Experimental Versus Numerical Shear Modelling of Clay Brick Triplet Specimens
摘要
Numerical analysis of masonry walls has been predominantly undertaken using the simplified micro-model, developed in the 1990s, and has started to be used in engineering analysis and design of historic masonry structures. However, this involves a zero-thickness interface to and is not useful for determining where in the masonry joint the line of failure propagates. Building the detailed micro-model requires defining the binding parameters of brick and mortar. This requires the fracture energies in both tension and shear, dilation angle, friction coefficients, and shear stress limit of the system. Shear testing permits the determination of friction effects and shear stress limits experimentally. Shear triplets were tested experimentally for cement-lime mortars mixed at 1:1:6 and 1:2:9 cement to lime to sand ratios by volume.

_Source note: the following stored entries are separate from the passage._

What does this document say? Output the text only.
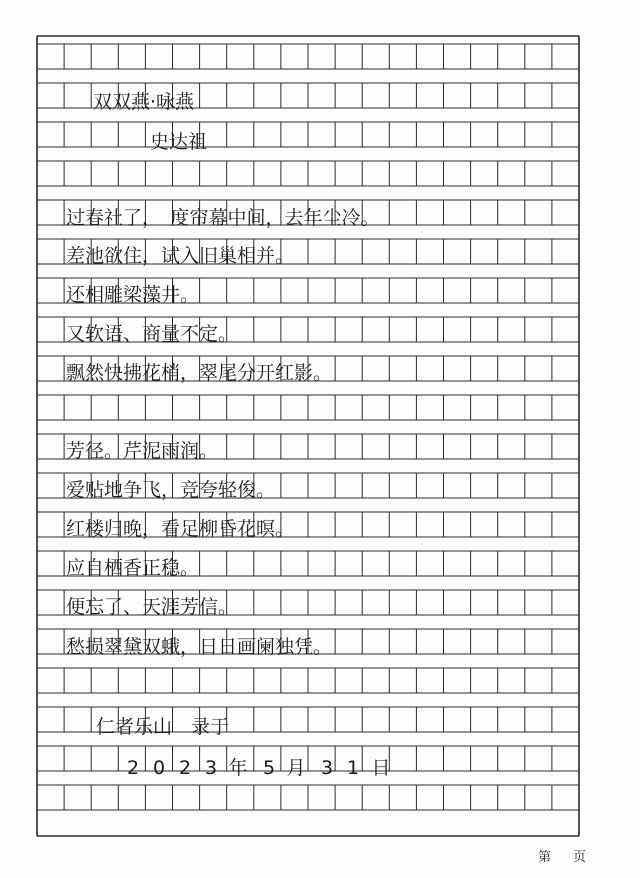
双双燕·咏燕
史达祖
过春社了，　度帘幕中间，去年尘冷。
差池欲住，试入旧巢相并。
还相雕梁藻井。
又软语、商量不定。
飘然快拂花梢，翠尾分开红影。
芳径。芹泥雨润。
爱贴地争飞，竞夸轻俊。
红楼归晚，看足柳昏花暝。
应自栖香正稳。
便忘了、天涯芳信。
愁损翠黛双蛾，日日画阑独凭。
仁者乐山　录于
2 0 2 3 年 5 月 3 1 日
第 页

Pre-compression loads of 0.2 MPa, 0.6 MPa and 1.0 MPa were used in order to determine compression effects. Four specimens were tested at each individual loading level and with each mortar mix. Increased compressive loading would result in inelastic deformation prior to the shear test. The interface model allowed specification of the shear stress limit, crack opening stresses, as well as tensile and shear fracture energies, although challenges remain in precisely specifying these quantities based on experimental results. It was possible to reproduce the failure pattern at the interface location for brick triplet tests, while using calibrated elastic moduli determined from experimental testing in compression, and also while using the original elastic moduli as determined from material tests. This work enabled the expansion of the detailed micro-model to model the full behaviour of masonry shear walls, with the compression and shear effects of the brick, mortar and bonding interface working in tandem while also being numerically distinct.